<i>Le syndrome Ian</i> de Christian Rizzo Le syndrome Ian de Christian Rizzo © D.R.

Syndrome Ian

Christian Rizzo creuse la ligne sombre des contrastes électroniques

Par Gérard Mayen publié le 23 déc. 2016

 

 

Christian Rizzo n'a pas choisi une position limpide ni évidente, pour penser Le syndrome Ian, sa nouvelle pièce créée dans sa ville d'implantation récente, à l'invitation du festival Montpellier danse. Dans son titre, Ian renvoie à la figure de Ian Curtis, le mythique chanteur de Joy Division. En termes factuels, cette mention agite les souvenirs du chorégraphe, tout jeune lorsqu'il mettait les pieds pour la première fois en discothèque. 

Alors en 1979, se produisait la rencontre improbable entre, côté boîtes, le son disco hédoniste, qui faisait chalouper les corps sur les dance-floors, et côté rues l'électricité torturée issue du punk. Ian Curtis disparaissait incroyablement jeune. En 2016, Rizzo est jeune cinquantenaire. Entre-temps, il a vécu les riches heures d'un noctambulisme festif, embrasé par l'électronique. 

Et c'est bien ce son post-techno, d'extraction autrement plus récente que celui de Joy Division, qui amène un grand souffle dans Le syndrome Ian. Ce déplacement temporel brouille toute intention de rabattre la pièce à une simple évocation, encore moins reconstitution, des nuits en discothèques. C'est plus large et plus flottant. Reste qu'à travers la référence à Ian Curtis, ce voyage chorégraphique est originellement marqué par un baiser de la mort punk.

Somptueusement travaillé par les musiciens Pénélope Michel et Nicolas Devos, le son électronique pourrait suggérer la montée progressive dans l'intensification des beats, des tempi, des volumes, et déboucher, comme attendu, dans la transe. Il n'en est rien. Le syndrome Ian se cherche plus du côté de la gravité. Certains spectateurs n'y retrouveront pas l'éclat compositionnel enlevé, d'une précédente pièce très musicale de Christian Rizzo, D'après une histoire vraie.

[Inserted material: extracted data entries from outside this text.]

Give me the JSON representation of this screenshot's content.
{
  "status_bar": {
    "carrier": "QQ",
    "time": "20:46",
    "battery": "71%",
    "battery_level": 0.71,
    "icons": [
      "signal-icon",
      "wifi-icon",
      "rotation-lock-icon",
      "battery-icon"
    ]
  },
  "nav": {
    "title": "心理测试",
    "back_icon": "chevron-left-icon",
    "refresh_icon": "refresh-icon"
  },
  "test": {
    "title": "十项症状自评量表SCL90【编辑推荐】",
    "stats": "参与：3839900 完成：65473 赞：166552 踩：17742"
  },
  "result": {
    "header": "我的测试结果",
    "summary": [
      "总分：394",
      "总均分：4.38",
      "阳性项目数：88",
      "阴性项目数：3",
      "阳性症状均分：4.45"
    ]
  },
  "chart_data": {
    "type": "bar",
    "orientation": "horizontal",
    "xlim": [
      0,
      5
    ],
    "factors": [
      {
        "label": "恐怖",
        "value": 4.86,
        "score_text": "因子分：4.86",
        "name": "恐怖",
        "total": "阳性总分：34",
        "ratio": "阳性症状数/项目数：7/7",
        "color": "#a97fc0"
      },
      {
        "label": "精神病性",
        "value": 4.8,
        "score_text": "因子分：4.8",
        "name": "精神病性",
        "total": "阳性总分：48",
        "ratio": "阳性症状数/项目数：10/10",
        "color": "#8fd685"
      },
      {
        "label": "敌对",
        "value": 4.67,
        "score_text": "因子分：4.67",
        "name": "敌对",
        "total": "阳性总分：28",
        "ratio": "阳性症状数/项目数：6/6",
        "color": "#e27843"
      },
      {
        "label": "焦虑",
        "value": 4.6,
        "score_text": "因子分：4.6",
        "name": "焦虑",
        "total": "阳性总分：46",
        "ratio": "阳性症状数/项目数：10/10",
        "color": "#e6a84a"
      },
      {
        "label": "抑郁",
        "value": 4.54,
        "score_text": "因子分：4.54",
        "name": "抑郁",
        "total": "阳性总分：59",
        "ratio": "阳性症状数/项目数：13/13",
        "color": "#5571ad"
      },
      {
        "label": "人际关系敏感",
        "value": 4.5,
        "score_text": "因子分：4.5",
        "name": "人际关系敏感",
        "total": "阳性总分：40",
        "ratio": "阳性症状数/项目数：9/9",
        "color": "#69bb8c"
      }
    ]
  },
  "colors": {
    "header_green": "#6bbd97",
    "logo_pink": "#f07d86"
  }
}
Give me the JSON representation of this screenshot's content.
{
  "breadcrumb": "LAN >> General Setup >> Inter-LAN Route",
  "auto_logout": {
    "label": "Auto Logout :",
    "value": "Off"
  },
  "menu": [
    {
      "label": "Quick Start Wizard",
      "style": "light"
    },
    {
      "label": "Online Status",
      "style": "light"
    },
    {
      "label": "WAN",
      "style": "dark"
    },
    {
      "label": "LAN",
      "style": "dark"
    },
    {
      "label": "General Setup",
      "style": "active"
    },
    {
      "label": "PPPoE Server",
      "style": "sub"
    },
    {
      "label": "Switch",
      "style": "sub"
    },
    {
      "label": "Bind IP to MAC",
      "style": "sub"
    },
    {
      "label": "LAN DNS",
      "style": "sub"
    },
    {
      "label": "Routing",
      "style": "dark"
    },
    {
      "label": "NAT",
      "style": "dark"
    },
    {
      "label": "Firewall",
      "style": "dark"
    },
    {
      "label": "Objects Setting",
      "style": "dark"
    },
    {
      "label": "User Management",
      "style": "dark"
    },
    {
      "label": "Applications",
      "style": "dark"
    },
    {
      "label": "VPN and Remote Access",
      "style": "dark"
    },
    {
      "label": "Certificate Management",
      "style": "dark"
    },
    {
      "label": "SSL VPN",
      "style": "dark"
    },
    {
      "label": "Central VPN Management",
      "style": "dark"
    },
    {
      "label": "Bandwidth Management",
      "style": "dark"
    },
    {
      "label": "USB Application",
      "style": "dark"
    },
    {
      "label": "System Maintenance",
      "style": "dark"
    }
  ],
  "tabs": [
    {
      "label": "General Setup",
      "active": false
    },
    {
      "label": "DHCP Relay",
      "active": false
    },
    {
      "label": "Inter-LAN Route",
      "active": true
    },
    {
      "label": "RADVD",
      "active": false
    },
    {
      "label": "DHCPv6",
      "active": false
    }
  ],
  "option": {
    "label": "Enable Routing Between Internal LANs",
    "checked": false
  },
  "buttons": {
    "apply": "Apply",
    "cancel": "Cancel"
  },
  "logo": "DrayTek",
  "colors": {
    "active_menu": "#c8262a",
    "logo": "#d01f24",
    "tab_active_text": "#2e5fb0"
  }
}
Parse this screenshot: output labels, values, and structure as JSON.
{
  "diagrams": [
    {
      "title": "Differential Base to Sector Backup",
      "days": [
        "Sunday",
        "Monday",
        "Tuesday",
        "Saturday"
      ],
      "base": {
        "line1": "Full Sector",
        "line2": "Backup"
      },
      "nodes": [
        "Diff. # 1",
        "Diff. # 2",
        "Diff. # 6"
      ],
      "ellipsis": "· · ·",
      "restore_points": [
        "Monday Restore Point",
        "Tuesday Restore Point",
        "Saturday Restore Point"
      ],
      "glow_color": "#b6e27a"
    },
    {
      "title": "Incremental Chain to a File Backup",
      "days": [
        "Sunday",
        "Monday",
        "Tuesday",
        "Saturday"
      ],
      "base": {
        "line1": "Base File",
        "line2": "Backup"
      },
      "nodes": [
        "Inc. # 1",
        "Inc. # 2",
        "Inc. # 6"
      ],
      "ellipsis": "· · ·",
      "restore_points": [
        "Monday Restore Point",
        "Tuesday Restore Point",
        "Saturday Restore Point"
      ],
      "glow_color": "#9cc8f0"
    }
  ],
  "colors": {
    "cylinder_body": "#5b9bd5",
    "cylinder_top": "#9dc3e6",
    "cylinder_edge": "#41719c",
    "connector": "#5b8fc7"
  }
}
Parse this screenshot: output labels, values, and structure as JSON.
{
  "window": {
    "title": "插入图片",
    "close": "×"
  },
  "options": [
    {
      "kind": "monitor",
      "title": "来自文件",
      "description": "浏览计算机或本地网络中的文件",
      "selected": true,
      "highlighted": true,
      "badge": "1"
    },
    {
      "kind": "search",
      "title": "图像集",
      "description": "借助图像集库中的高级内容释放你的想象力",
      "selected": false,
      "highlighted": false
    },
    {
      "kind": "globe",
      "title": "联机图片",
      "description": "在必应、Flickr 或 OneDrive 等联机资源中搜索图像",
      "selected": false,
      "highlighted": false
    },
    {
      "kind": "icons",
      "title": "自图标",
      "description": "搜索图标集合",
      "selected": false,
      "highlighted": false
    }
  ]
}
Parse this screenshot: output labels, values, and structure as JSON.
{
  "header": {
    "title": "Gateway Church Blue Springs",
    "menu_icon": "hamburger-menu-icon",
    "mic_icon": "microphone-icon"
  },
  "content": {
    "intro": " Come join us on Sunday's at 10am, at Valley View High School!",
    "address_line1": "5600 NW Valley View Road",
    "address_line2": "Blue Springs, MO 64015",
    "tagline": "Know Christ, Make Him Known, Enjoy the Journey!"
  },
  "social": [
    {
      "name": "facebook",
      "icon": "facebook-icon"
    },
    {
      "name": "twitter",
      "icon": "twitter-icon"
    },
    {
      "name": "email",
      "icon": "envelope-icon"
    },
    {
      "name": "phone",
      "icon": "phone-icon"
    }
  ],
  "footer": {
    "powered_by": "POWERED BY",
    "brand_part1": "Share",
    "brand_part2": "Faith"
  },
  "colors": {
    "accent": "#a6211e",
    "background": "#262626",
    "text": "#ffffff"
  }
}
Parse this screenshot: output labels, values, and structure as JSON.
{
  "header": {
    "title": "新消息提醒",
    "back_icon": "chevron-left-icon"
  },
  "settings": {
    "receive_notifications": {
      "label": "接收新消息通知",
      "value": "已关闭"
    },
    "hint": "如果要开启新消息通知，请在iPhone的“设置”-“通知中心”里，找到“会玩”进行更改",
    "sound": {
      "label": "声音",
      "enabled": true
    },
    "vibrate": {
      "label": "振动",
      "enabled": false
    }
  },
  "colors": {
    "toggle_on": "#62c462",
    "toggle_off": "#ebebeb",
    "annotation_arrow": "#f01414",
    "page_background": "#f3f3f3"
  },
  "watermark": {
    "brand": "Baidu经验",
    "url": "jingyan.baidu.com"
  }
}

Mais d'autres se laisseront emporter dans les remous profonds que provoque le chorégraphe. Son ressenti est aigu, très sincère, de ce que la vie, la nuit, aura charrié d'ivresses, de jubilations, mais encore de sombres prémonitions et cheminements au bord de gouffres. Cela s'éprouve aussi dans les contrariétés des ressacs, des descentes. Ces remous tiennent à la façon qu'a la pièce d'endiguer l'énergie dansante comme en retrait de la poussée tumultueuse que pourrait suggérer sa musique. 

Le corps y va un ton en-dessous du son. C'est un parti d'écriture. Cette tension de la retenue engage les dix danseur.ses habillé.e.s de façon neutre et uniforme, dans le mouvant de masses sourdes, peu distinct, que n'émaille que très fugitivement la tentation de textures d'unisson. Le geste dansé court en lianes autour de la forte induction musicale, attiré mais détaché. 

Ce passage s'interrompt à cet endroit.